To increase the precision of the relationships, this space is not limited to the usual three dimensions. Instead, the software tracks the vectors through hundreds of dimensions.
“Thus, after a while, the model recognizes that, for example, ‘sanctions’ and ‘Brussels’ and ‘negative’ are closely related,” Wendiggensen explains. “By calculating the relationship vectors, we can apply mathematics to words.”
By the conclusion of this phase, ML model identified the same top three topics as the ones Novak had found.

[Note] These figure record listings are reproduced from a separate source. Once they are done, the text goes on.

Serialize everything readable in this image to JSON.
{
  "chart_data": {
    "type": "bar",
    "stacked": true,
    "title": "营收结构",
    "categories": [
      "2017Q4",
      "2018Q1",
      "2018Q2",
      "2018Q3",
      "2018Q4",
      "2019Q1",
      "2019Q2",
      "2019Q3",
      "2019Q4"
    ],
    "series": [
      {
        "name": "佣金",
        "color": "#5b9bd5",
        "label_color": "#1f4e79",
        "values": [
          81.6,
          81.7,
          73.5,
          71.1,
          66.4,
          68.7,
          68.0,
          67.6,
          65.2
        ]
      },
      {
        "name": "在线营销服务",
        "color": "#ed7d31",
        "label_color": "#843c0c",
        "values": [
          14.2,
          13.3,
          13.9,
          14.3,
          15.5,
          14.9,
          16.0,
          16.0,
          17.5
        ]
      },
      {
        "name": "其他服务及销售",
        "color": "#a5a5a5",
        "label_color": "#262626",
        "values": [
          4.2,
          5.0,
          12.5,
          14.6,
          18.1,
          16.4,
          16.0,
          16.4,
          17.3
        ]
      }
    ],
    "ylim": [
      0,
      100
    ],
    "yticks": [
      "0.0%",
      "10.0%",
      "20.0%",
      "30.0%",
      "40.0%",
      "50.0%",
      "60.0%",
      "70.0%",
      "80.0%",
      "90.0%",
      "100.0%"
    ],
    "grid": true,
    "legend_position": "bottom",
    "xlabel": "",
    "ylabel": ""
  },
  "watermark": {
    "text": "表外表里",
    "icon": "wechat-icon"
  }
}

“The goal in working out the machine learning model was to make similarities mathematically expressible and thus statistically reliable,” Wendiggensen says.
Putin Good, EU Bad
In the second phase of his research, Wendiggensen gave the software opposing words, such as “good” and “bad” or “evil” and “benign.” Based on this human-introduced, scored-target dimension, the ML model assigned a score to each article. The ML model did not look at individual words to calculate the score; rather, it worked with sentences to establish relationships among them. The model keeps the statements of the individual sentences as meta-information, so even thoughts spanning several sentences could be captured and scored in their entirety.
The tipping point for pro-Russian coverage arrived in mid-September 2021, Wendiggensen says. The software takes just 15 minutes to evaluate polarity, allowing researchers to keep checking on the media landscape.
“Even today, the three topics are still dominant,” Wendiggensen says. “No other topic discussed in Hungarian media accounts for more than 15% of all articles on Ukraine.”
One of the reasons why pro-Russian messages were able to get so entrenched is because Hungary lacks media pluralism, meaning the ability to get different viewpoints from different media outlets. The current government directly and indirectly controls all reporting — the state-owned media holding company MTVA controls all public broadcasting stations, for example. Government-friendly companies own regional press outlets and a central holding organization coordinates all of the 500 or so pro-government media companies.
Up Next: Videos, Long-Term Monitoring
While the narratives on arms supply and ethnic minorities largely correspond to the Russian propaganda, the Hungarian media added a bit of local color to the topic of sanctions. Possible and actual sanctions against Russia were used to explain away the poor state of the Hungarian economy.
In the next step, the researchers also want to process videos published by Hungarian TV stations. They already have a good 8,000 hours of moving images, with narration scripts transcribed by software. This increased the word collection by 60 million.
Subsequently, Novak and Wendiggensen want to turn to transnational reporting on pan-European right-wing networks. This will not remain a mere media analysis. Rather, anti-European narratives disseminated by political representatives will also be considered.
“Our ultimate goal is to create a dataset that other researchers can analyze at will,” Wendiggensen says.
Based on such a structured collection of published words and phrases, it would be possible, for example, to track how messages change over time. Or answers could be found to questions, such as, “Do media lose their liberality when the domestic economy is doing worse?”
“We want to make theoretical relationships measurable,” Wendiggensen says.